Unfortunately, with 50 laying hens who think they all need to use the same 3 nesting boxes, I have pretty dirty eggs sometimes. The basket full below was in definite need of a good washing. If you must wash the eggs, use warm (not hot) water. If necessary, I will use a tiny bit of all natural dish detergent on particularly poopy eggs. For better storage qualities, rub a small amount of mineral oil over the exterior of washed eggs.
Not sure if those stored eggs are good or bad? You may have seen the videos and instructions that show eggs floating that are bad. I’ve done this, then cracked the eggs open. I found most of them to still be usable. They were fine for using in baking and, in some cases, for scrambled eggs. But make sure they don’t smell funny, or have really runny yolks. Use your best judgement!
Do you have suggestions for chicken keepers overrun with eggs in the spring? How do you store the eggs from your hens? And do you wash your eggs or keep them natural with the bloom intact?

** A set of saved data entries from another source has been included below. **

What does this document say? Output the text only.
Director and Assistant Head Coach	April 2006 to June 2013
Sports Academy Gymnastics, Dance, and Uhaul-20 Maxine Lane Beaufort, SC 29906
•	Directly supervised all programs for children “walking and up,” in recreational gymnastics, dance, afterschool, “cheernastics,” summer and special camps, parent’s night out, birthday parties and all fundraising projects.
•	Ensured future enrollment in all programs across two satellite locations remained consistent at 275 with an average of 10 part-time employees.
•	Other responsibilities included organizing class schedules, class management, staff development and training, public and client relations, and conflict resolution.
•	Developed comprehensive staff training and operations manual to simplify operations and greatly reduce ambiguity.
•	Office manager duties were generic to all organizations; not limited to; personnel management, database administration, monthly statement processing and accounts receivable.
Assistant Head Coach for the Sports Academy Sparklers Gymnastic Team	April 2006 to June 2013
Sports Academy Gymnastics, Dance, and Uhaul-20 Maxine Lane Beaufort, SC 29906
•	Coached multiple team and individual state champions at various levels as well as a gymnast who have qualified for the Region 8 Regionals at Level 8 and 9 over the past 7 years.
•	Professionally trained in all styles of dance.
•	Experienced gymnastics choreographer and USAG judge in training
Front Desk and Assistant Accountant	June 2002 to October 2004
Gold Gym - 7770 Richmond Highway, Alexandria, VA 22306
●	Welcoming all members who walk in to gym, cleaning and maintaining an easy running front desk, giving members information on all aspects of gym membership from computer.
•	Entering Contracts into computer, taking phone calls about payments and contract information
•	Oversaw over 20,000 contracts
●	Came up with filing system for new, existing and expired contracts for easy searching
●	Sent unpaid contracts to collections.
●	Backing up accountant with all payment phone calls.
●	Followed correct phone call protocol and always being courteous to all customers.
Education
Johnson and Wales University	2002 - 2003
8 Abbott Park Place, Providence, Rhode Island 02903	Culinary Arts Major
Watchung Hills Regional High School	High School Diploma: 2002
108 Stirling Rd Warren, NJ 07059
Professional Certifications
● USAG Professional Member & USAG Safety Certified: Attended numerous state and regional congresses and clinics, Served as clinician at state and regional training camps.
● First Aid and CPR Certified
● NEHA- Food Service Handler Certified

Update: Some more ideas for those extra eggs in spring!
- Donate them to a local food pantry, if allowed.
- Hatch out fertile eggs for your next flock or for chicks to sell.
- Sell fertile eggs to enthusiasts looking for eggs to hatch.
- Set up an incubator with fertile eggs for a classroom at your local elementary school or nursing home. They will have a great time watching the chicks hatch!
- I saw an ad on Craigslist that read something like…”Fertile eggs available for $3 per dozen. You hatch out for your classroom and then I will take the chicks back. No need to find homes for them.”
- If you run out of ideas, scramble the eggs and feed them to your pets or back to the chickens. They will love the extra protein.